Method 3 of 3: Finding Differences in Behavior
Step 1. Look at the dog's urination habits (after he is six months old)
Puppies urinate in identical ways, whether male or female; however, after six months of life, males begin to lift their leg when urinating (mostly), while females will just continue to squat.
- During the first few weeks, puppies cannot control bowel movements or urination, so there is no way to detect this initially.
- Even after they are strong enough to stand and control their physiological needs, little ones will continue to squat to urinate for the first two months of life.
- Many males develop urination habits similar to adults as early as six months of age.
Step 2. See if dogs mark territory
After a few months of life, it is common for males to develop this habit; females usually do not have it, so it is a good indication that the offspring is male.
- The desire to mark territory will be very strong in unneutered male puppies, especially. After castration, the instinct will decrease a lot.
- The exact age at which male puppies begin marking territory varies, but will generally be between two and six months.
- Dogs that urinate quickly and in multiple locations are likely to be marking territory, even more so if he sniffs the spot.
- Those who only relieve themselves once or twice are not leaving their marks, even if they stop to sniff various places as they walk.

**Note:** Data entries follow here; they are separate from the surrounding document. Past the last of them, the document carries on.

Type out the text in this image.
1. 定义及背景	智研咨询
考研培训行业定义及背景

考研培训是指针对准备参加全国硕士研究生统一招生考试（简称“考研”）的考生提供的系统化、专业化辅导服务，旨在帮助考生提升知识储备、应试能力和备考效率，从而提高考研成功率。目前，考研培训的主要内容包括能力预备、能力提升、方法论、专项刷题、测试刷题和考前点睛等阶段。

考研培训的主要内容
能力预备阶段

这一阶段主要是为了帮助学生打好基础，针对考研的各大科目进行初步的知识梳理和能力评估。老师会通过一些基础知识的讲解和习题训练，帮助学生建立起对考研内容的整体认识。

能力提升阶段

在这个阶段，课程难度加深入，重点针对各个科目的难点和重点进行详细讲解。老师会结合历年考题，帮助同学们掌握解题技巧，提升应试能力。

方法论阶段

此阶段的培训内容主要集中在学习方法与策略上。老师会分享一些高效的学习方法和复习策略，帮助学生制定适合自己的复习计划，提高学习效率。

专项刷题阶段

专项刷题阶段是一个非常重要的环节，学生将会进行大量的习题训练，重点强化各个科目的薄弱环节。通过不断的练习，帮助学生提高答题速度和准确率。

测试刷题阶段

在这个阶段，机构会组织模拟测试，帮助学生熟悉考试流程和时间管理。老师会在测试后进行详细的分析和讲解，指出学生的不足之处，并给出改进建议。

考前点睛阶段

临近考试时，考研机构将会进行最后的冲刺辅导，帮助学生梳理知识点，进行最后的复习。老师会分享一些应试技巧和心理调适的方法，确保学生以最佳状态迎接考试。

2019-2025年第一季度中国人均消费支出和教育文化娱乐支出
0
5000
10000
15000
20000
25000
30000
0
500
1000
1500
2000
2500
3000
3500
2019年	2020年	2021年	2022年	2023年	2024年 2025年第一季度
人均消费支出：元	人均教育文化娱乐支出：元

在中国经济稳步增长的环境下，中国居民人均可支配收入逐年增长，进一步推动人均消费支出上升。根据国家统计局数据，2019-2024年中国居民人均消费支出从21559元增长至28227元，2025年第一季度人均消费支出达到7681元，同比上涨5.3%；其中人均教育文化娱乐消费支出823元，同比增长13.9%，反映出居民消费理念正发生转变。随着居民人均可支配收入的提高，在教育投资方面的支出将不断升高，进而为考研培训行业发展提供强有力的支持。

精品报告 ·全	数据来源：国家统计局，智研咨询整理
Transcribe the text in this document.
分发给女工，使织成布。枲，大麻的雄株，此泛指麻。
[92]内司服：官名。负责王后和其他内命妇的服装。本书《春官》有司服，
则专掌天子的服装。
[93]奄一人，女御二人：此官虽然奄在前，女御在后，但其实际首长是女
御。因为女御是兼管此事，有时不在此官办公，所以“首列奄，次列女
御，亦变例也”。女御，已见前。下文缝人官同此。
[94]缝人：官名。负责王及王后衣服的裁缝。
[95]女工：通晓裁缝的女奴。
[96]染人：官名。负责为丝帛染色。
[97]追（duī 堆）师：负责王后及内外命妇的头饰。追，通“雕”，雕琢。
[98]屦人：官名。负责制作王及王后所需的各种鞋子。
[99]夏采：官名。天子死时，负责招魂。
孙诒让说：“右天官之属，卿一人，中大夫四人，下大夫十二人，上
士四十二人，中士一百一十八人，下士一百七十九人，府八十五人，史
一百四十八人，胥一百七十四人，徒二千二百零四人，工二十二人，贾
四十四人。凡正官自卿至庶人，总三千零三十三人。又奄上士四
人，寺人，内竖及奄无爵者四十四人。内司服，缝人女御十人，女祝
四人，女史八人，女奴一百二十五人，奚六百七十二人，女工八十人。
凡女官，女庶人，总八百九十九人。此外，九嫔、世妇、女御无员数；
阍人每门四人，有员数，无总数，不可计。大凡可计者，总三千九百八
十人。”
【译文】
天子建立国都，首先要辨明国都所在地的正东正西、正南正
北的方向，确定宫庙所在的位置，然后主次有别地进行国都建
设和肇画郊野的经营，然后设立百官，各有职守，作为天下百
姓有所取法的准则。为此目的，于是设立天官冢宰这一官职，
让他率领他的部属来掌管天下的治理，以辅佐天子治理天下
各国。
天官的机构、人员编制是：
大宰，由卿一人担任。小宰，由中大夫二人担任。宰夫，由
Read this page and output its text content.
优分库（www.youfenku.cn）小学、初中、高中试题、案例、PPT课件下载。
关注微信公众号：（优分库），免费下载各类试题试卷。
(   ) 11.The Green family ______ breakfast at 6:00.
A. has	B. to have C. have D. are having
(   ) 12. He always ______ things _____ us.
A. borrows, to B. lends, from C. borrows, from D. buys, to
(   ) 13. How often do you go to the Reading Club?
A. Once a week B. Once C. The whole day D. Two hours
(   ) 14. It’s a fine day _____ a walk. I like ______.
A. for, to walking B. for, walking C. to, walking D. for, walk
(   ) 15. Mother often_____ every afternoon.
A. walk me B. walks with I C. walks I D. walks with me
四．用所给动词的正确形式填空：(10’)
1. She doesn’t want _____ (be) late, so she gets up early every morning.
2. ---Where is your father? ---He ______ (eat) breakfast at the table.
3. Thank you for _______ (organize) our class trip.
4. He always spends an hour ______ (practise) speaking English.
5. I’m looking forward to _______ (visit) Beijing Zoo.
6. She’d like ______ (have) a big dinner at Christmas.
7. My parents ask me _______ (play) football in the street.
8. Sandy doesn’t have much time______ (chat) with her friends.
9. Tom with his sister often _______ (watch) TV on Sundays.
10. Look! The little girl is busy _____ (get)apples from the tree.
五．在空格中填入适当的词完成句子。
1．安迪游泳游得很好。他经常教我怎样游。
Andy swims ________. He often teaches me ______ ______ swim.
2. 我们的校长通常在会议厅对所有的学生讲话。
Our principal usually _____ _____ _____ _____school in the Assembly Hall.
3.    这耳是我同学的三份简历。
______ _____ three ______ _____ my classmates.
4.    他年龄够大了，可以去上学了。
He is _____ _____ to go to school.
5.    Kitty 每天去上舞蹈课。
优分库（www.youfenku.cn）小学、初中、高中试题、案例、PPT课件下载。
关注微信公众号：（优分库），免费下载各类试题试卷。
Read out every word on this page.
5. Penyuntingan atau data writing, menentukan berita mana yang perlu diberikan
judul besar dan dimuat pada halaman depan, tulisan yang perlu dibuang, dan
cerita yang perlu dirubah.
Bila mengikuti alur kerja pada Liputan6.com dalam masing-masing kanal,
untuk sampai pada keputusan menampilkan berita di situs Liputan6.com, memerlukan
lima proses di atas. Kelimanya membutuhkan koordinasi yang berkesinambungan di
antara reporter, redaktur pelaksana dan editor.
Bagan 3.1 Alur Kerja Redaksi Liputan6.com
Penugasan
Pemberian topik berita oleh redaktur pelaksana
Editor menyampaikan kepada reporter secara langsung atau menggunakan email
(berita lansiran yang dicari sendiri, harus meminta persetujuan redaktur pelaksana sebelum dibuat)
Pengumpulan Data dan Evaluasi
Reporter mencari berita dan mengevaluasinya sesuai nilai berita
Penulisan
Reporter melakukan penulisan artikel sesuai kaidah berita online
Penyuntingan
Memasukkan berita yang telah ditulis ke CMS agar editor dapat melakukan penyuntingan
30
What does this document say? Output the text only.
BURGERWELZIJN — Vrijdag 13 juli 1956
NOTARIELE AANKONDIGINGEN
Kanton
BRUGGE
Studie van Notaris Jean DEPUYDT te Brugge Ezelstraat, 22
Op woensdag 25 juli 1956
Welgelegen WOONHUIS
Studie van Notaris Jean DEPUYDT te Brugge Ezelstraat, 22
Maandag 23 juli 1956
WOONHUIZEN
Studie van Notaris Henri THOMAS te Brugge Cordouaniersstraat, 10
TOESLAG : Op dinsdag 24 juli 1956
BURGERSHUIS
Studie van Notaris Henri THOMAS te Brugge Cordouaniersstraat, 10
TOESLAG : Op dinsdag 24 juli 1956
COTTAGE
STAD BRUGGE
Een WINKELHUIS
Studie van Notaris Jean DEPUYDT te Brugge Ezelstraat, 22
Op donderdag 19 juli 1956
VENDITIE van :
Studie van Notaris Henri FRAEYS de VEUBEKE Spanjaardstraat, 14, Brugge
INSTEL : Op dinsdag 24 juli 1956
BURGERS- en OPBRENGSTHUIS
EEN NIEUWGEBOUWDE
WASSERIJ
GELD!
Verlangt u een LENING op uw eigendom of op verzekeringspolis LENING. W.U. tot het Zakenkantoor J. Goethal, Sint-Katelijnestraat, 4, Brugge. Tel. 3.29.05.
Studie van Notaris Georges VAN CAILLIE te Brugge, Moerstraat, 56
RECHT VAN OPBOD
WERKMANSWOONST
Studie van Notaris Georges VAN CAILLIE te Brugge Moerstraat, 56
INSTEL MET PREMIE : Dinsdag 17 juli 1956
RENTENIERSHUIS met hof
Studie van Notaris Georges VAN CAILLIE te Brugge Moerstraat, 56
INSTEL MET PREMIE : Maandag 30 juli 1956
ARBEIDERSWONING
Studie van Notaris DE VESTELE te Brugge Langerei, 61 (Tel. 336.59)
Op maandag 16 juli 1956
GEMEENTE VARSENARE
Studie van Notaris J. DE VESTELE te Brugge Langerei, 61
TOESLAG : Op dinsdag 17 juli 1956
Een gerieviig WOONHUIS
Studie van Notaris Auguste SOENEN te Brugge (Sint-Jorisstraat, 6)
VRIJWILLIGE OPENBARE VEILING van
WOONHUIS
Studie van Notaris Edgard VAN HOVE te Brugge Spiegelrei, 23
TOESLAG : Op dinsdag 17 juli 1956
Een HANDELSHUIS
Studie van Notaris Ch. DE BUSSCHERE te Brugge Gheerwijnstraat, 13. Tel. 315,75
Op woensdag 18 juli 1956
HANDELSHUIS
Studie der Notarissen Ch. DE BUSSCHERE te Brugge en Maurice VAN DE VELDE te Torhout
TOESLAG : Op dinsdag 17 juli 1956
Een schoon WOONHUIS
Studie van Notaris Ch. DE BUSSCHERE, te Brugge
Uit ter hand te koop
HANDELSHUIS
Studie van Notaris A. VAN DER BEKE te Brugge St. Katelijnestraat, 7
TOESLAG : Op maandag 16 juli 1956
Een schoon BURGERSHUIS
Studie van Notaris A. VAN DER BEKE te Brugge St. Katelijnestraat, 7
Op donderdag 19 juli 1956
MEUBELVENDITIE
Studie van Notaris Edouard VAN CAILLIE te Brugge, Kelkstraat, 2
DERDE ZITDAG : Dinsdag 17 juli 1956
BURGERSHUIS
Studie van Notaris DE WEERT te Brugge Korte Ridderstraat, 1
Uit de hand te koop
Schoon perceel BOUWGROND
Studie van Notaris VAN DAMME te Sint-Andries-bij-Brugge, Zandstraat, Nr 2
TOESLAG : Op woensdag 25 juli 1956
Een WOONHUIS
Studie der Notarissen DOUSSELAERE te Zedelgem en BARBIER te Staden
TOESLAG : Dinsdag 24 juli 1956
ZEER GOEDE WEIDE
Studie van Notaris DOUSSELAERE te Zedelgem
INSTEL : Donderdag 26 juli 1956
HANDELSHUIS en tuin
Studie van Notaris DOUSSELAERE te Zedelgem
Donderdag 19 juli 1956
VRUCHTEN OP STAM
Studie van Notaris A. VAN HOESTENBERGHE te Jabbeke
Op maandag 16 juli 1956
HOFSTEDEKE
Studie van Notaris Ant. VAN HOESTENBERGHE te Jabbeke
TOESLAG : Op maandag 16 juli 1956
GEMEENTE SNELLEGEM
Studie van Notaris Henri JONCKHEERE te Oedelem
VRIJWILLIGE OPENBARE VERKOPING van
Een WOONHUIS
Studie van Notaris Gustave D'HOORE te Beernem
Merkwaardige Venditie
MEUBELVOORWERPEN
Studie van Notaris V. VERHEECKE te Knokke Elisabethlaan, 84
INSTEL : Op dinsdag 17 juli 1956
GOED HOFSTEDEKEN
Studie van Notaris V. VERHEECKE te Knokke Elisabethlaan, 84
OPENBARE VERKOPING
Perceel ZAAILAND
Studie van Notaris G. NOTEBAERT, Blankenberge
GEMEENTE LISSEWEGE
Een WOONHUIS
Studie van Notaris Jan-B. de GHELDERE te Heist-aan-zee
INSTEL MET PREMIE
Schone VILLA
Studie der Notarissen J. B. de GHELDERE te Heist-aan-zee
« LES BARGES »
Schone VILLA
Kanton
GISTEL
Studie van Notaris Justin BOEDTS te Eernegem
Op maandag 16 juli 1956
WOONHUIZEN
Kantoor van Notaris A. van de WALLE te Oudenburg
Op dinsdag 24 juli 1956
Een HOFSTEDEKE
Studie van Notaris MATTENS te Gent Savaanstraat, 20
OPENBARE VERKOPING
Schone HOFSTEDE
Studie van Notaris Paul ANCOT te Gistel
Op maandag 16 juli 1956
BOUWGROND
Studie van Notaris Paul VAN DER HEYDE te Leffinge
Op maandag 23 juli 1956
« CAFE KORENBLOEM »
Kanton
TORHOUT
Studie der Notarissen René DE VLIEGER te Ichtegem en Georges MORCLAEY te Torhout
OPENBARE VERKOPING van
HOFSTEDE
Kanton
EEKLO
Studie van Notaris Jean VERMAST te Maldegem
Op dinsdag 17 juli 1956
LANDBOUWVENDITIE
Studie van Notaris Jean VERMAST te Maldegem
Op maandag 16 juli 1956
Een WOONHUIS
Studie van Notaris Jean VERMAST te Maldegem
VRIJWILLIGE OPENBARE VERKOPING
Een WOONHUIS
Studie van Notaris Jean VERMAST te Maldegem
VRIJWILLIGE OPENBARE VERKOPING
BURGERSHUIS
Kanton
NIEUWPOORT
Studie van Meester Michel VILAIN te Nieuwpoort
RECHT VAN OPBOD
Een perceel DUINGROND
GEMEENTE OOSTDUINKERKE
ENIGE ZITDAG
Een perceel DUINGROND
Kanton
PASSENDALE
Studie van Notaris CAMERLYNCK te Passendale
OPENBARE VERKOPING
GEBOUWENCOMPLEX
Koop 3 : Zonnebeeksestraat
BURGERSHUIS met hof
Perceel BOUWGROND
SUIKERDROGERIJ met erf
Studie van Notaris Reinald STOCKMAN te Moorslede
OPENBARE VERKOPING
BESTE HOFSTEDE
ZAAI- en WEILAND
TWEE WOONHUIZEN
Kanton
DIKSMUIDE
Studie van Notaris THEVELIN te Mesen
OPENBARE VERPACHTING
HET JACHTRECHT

Step 3. See if there is any sign that the dog is going into heat
Females that have not been neutered come into heat approximately once a semester. The first cycle occurs when she is six to ten months old, lasting around three weeks. Changes in behavior, swelling of the vulva and discharge in the same organ are common manifestations of the heat period.
- At this point, the female can also become more attached and jump many times.
- Females also produce a vaginal discharge that can be pale, brown or bloody, depending on the point in the reproductive cycle.
Step 4. Personality and general behavior should also not be considered when determining the pet's gender
Both can show affection, be defensive, active or calm; they are aspects of personality that do not indicate anything about gender.
For example, the act of mounting another dog, which is generalized as a male trait, also happens in females
- Be careful when picking up newborn puppies (less than three weeks old), as their scent can be transferred to them, masking their own. There is a risk that he will be rejected by his mother if he smells too “human”; also, holding it a lot increases the chance that the puppy will catch colds and get sick.
- Remember that there are nipples in dogs and bitches, so it's not a factor that determines the pet's sex.